Impact factor (IF) is a measure of average citation of an article in a journal per year. Hence, the higher the number of citations, the higher the ranking. So, IF can act as a powerful tool to compare journals by topic.

Clarivate Analytics annually publishes the journal’s impact factors as part of Web of Science citation reports. So, IF is only for journals listed in the Science Citation Index Expanded (SCIE) and Social Sciences Citation Index (SSCI).

impact factor

Journals Impact Measurement

Use journal criteria to understand the impact of a journal:

CiteScore metrics

Helps measure the impact of journal citations. Free, comprehensive, transparent, and current metrics are calculated using Scopus data, the largest abstract and citation database of the literature reviewed.

SCImago Journal Rank (SJR)

SCImago Journal and Country Rank is a portal containing journals and scientific indexes of the country, based on information from the Scopus database. Scopus includes more than 15,000 journals from more than 4,000 international publishers and more than 1,000 open access journals. SCImago evaluates scientific journals in such a way that it weighs bibliographic citations based on the importance of the journals they have published, so that citations published by important journals are more valuable than those published by less important journals.

Source Normalized Impact per Paper (SNIP)

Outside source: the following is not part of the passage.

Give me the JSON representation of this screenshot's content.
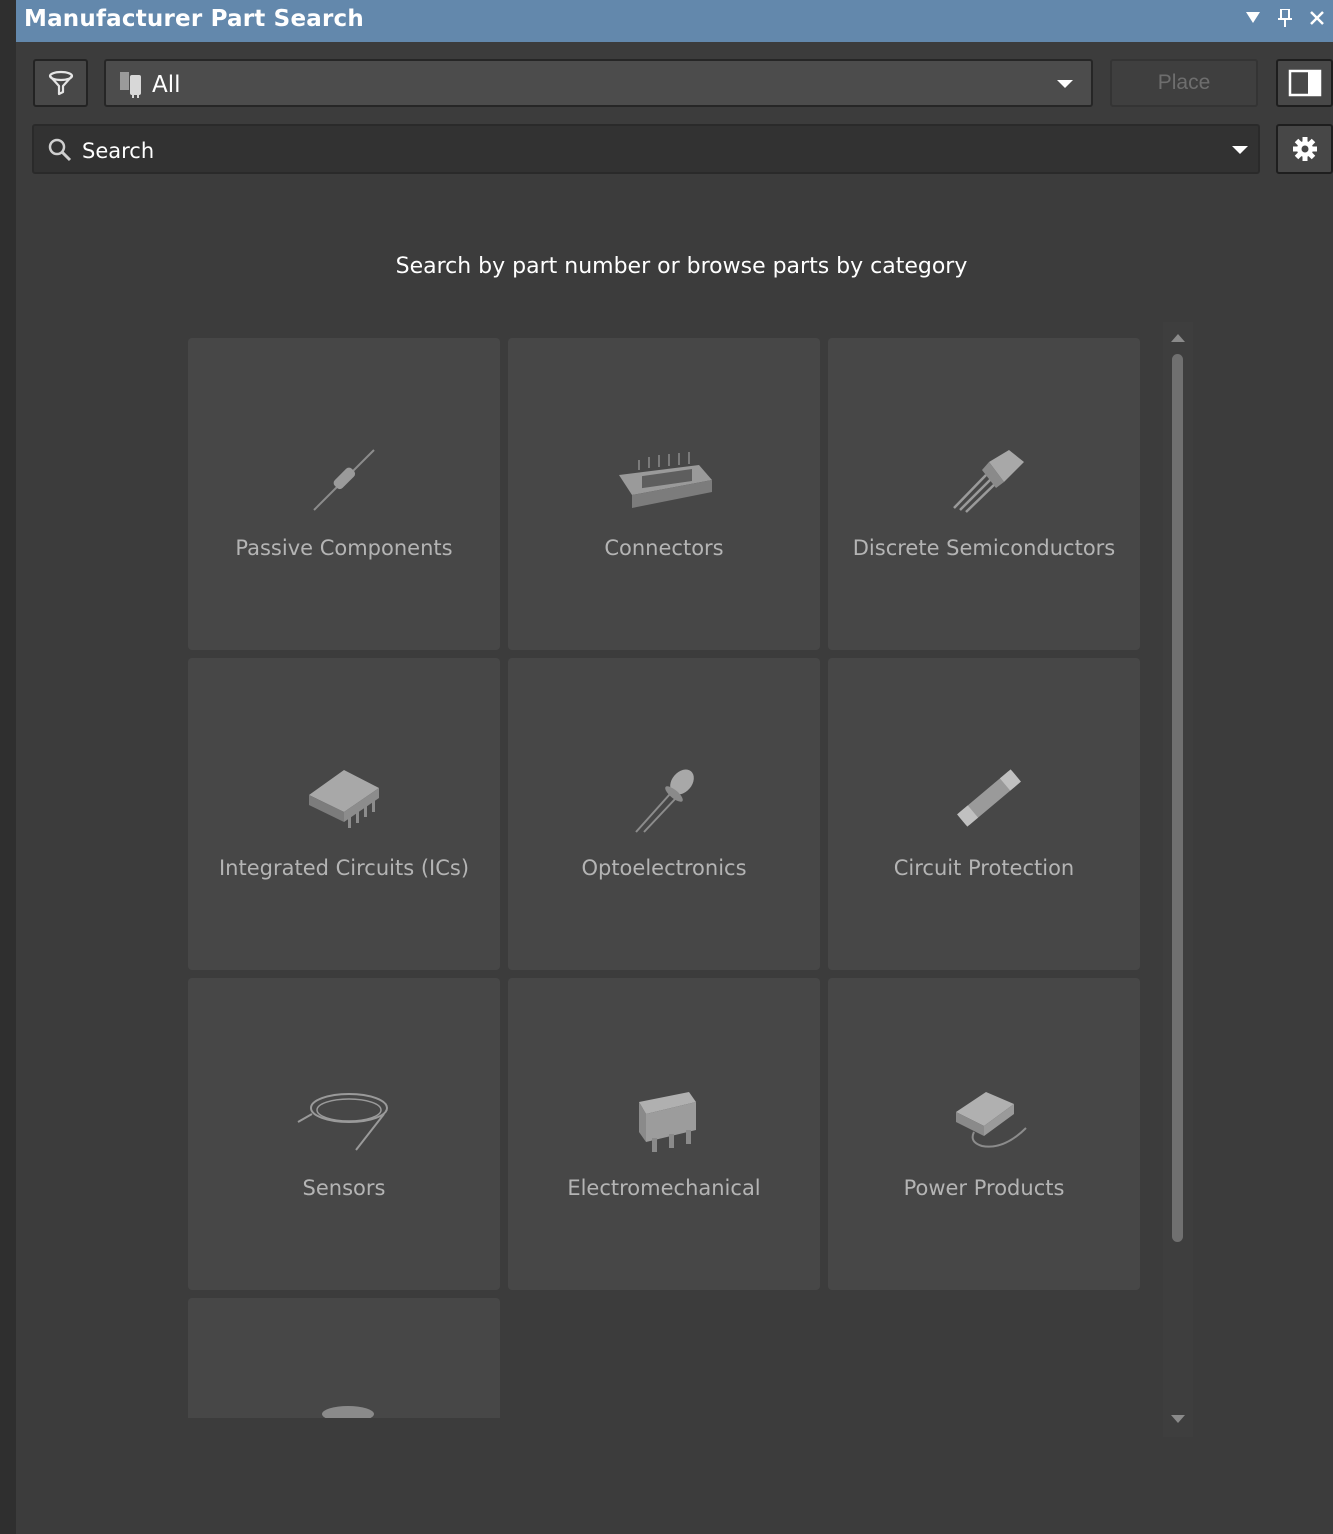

Source Normalized Impact per paper measures the effect of text citation by weighting citations based on the total number of citations in a thematic context. The impact of a single citation is more valuable in subject areas where quotations are less likely, and vice versa. Unlike the impact factor of popular journals, SNIP corrects differences in citation methods between disciplines, thus allowing for more accurate comparisons between citations.

Journal Impact Factor (JIF)

Clarivate Analytics provides the journal metrics of Journal Impact factor (JIF). It is the average citation number of times articles from a published journal in the past two years in the Journal Citations Report (JCR) year.

H-index

Although initially thought of as a benchmark at the author level, the H-index shows higher-ranking research publications, of an author. In fact, H-index deals with authors’ performance.